Meet/meat our Cacao Spiced Venison Bresaola. This gingery, clovey, chocolatey slice of sustainably-sourced wild game from the land around our factory.
The Makers' Inspiration
Just before Christmas 2021, Alex went through a spell which the very niche history of Bray Cured will come to know as "The Local Inspirations Period". It was at this time that hogget and venison bresaolas joined the stable, with Alex turning to the menus of Marlow's Indian restaurateur par excellence, Atul Kochhar, for the inspiration which led to our Cacao Spiced Venison Bresaola cure.
How We Make It
Bresaolas are typically from leaner cuts, which makes venison a good choice, as it's such a lean meat. The hunters we work with are meticulous, and perfect produce is combined with a selection of spices designed to lift the rich, gamey meat. Salt, spices and a good bath in English vermouth, before a period of maturation in our drying room taking a few weeks.
Tasting Notes
Cacao nibs lend a fruity note which lifts the meat, while gentle spicing with ginger and clove provides warmth. Deliciously different, it works well in lots of smoked salmon type scenarios, such as on a blini with crème fraîche.
The Judges' Verdict - Great Taste 1 Star
"Beautifully slim and evenly coloured slices, nicely scented. The flavour yield is immediate and intense, backed up by ample moisture.

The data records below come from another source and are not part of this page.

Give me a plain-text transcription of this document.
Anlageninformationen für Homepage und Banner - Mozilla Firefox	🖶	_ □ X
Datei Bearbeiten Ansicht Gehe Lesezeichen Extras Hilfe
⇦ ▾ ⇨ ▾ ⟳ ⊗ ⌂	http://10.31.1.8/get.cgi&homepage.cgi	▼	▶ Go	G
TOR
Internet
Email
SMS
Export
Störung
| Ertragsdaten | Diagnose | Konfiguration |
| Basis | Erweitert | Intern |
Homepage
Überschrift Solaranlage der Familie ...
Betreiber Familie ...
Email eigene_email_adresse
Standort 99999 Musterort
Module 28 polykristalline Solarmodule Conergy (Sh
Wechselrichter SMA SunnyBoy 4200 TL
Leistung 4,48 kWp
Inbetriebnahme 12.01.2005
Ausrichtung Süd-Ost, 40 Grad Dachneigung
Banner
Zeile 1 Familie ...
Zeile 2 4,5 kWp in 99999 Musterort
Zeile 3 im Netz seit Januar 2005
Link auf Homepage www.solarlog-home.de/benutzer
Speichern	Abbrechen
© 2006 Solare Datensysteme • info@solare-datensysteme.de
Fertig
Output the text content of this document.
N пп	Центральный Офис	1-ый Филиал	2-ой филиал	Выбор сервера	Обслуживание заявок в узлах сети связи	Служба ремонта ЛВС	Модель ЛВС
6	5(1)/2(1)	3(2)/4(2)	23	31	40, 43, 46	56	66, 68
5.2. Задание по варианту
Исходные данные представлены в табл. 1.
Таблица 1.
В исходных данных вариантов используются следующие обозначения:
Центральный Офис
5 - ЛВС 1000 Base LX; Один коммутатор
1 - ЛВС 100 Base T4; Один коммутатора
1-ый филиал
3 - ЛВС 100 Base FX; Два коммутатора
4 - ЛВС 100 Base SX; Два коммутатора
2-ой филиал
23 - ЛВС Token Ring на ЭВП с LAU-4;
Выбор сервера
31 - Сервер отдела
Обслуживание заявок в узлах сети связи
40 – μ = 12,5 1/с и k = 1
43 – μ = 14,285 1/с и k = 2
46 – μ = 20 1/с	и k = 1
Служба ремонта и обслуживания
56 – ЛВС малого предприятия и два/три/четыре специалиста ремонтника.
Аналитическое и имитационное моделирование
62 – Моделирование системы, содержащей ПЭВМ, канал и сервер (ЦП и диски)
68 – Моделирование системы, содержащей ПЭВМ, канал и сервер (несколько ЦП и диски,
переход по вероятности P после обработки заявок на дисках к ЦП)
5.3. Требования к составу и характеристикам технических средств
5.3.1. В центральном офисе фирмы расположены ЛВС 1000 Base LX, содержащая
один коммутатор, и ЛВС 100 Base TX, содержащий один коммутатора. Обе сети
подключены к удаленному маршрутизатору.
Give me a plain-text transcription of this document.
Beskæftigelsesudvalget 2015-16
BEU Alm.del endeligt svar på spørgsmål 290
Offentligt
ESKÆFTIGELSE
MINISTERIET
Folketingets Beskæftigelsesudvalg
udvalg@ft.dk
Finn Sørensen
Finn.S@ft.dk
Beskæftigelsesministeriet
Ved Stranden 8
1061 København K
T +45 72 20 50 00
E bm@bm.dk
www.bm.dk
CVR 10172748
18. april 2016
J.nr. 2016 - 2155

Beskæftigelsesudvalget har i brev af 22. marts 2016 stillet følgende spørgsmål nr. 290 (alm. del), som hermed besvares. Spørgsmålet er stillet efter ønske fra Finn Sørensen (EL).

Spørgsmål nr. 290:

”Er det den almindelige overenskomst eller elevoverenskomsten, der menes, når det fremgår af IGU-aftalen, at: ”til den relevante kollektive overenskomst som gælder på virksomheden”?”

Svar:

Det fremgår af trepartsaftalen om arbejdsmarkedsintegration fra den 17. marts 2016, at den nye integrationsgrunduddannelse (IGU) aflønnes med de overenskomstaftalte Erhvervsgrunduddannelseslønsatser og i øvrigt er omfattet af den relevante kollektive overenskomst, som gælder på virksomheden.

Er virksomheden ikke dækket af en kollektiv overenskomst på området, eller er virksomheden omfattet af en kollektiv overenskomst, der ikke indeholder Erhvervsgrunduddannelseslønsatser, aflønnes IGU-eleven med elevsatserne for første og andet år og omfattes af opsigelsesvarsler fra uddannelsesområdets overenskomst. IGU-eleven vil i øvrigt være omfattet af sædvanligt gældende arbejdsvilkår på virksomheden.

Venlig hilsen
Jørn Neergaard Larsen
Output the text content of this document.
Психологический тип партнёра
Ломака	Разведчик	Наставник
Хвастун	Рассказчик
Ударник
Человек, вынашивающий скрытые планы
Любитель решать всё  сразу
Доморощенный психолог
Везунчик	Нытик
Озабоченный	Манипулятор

The gentle pepper on the finish is well measured, and adds a finishing touch of warmth - it's also saliva-inducing, and has us reaching for another slice. A second slice does not disappoint, still with sufficient nuance and interest of flavour to please the palate. Really well achieved, we feel."
"These slices of bresaola have a deep red-purple hue and smell intensely of meat with hints of forest floor. It falls apart on the palate releasing flavours of venison, nutty almost mushroom notes. It melts well on the tongue releasing the rich venison flavours."